Kunst kommt von Arbeit
... wird zur "site-specific installation"
Von Ursula KochZur Ausstellung am 13. Juni 2002, AK Graz
Leitmotiv Dynamik
Die Beurteilung des Gesamtwerkes von Josef Schützenhöfer möchte ich den
Kunstkritikern überlassen. An dieser Stelle soll vielmehr das Werden von "Kunst
kommt von Arbeit" bzw. das Entstehen der "site-specific-installation" in
der Arbeiterkammer in Graz besprochen werden. Begonnen hat das Projekt bei
Steyr-Daimler-Puch mit einem "Tempel der Arbeit" und war u.a. vor der Grazer
Oper und der Universität zu sehen. Schützenhöfers gutes Gefühl für die Dynamik von
Technik überträgt sich auch auf sein eigenes Unterwegs-Sein: Ein bisschen erinnert er an
den amerikanischen "Hobo", den Wanderarbeiter, der rastlos und um der
Routine des Alltags zu entkommen seinen Wunsch nach neuer Erfahrung stillt. Doch
bei Schützenhöfer ist diese Mobilität niemals Selbstzweck, sondern eine
"kunstsoziologische" Kategorie. Bis jetzt setzte er seine Erfahrungen
erfolgreich als Beiträge zu Kunst und Politik um. Hält man sich Schützenhöfers
Kurzbiografie vor Augen, erkennt man, wie sehr Mentalität und Beweglichkeit im
realen wie im "geistigen" Sinn zusammenhängen.

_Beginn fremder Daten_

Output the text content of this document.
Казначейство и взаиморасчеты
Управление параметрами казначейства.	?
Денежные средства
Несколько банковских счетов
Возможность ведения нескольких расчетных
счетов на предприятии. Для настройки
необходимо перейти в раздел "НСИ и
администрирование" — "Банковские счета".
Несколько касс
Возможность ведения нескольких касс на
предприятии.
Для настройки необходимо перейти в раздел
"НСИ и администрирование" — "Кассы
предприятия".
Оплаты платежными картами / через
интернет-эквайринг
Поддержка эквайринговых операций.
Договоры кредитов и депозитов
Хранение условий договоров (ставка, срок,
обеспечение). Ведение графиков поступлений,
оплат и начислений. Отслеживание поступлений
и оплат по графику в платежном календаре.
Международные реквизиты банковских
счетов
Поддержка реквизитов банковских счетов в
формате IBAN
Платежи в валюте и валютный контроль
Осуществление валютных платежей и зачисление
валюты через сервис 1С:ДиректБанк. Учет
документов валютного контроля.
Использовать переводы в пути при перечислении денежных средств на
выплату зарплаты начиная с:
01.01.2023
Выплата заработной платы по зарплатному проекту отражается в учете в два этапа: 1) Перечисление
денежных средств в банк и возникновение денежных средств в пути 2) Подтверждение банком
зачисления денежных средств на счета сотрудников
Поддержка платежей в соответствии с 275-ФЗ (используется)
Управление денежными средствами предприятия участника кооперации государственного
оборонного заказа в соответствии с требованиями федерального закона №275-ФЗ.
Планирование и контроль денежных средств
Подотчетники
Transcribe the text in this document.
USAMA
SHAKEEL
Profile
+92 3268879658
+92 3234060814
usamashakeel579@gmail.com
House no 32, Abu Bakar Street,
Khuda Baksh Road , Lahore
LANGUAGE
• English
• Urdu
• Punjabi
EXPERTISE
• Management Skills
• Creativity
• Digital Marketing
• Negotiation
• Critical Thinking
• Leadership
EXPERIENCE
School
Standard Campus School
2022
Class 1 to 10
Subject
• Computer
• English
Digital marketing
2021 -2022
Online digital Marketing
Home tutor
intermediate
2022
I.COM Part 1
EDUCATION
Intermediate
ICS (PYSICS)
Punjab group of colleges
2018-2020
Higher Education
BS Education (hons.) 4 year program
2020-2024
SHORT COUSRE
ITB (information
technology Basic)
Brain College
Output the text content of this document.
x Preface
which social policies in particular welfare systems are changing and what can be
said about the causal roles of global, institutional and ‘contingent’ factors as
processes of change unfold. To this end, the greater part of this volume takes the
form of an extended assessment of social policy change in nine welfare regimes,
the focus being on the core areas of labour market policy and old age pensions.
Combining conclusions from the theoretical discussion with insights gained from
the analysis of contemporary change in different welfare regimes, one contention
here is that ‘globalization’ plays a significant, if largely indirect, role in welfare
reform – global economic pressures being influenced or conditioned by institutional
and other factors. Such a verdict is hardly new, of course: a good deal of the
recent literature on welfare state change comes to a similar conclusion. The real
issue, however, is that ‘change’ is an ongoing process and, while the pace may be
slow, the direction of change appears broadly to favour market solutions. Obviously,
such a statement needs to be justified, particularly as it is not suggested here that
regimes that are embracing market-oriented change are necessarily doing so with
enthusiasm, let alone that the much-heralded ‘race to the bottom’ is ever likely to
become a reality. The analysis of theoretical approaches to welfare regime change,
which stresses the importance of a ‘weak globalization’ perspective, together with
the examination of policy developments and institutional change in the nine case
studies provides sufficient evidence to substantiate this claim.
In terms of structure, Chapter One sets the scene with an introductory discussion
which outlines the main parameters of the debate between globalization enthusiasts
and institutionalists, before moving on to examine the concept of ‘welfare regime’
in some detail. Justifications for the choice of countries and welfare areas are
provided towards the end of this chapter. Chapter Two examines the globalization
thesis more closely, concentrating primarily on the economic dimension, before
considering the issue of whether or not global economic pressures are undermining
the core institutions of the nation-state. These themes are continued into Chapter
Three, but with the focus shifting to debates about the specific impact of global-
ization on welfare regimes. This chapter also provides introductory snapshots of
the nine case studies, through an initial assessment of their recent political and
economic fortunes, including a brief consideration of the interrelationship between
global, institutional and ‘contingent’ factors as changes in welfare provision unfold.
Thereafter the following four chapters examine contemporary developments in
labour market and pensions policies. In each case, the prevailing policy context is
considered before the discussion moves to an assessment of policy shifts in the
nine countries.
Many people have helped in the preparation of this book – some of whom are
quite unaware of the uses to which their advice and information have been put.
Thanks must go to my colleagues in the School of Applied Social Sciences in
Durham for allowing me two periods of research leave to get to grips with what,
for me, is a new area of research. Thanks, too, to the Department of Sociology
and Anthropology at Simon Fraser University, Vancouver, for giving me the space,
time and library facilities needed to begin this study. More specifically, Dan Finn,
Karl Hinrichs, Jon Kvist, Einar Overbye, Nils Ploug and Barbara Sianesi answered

"As long there is a working class, I am in
it..."
Er, der College-Abschluss und Studium in den USA absolvierte, ist heute noch
davon fasziniert, dass das, was er "auf dem Weg zur Schule lernte, auch beurteilt
wurde" und dass ihm "die Bedeutung von Solidarität und sozialer Gerechtigkeit
ausgerechnet in einem Land des Kapitalismus" als freigesetztes Individuum vermittelt
wurde. "Kunst kommt von Arbeit" ist sicherlich Produkt seiner Zweitsozialisation
in den USA und seiner gleichzeitigen Sehnsucht nach dem Kollektiv in Österreich. Seine
Arbeit und sogar Schützenhöfer selbst sind Produkte eines Kulturkontaktes, der auf
Mobilitätsprozesse räumlicher, sozialer und kultureller Art zurückzuführen ist. Das
Leben in der Schwebe führt allgemein zu Entwurzelung und Desorientierung, deren
Verarbeitung dem "marginal man" jedoch eine Chance eröffnet, die der
Verwurzelte nicht hat: Er wird zum Individuum mit dem weiteren Horizont und dem
schärferen Intellekt.
"site-specific installation" in Graz
Charakteristisch für das "Kunst kommt von Arbeit"-Konzept ist, dass
die Arbeiten direkt auf die Inhalte der jeweiligen Institution eingehen. Der Künstler
setzt sich jedoch auch "mit der architektonischen und geografischen Präsenz"
der Institution, eben "site-specific", auseinander. Wie man auf der Abbildung
sehen kann, ist die Konfiguration der Installationen in Breite, Höhe und Anordnung der
Arbeiterschaft nachempfunden. Die Menschen, die täglich Hilfe suchen oder dem Bedürfnis
nach Beratung oder Bildung nachgehen, kommen "mit dem Ursprung", den
Stützmauern, den Mitgliedern und Beitragszahlern in Berührung. Es geht um eine
Formation, die im Foyer höflich auf die Bediensteten und Besucher wartet und gleichzeitig
eine kritische Äußerung gegenüber festgelegten Kunsthierarchien darstellt. Zitat
Schützenhöfer: "Das Gebläse im Elfenbeinturm der Kunst muß ausgedehnt
werden." Deshalb Postamente und Tafelbilder in der Fabrik, vor der Oper und der
Universität, im ÖGB und in der Arbeiterkammer.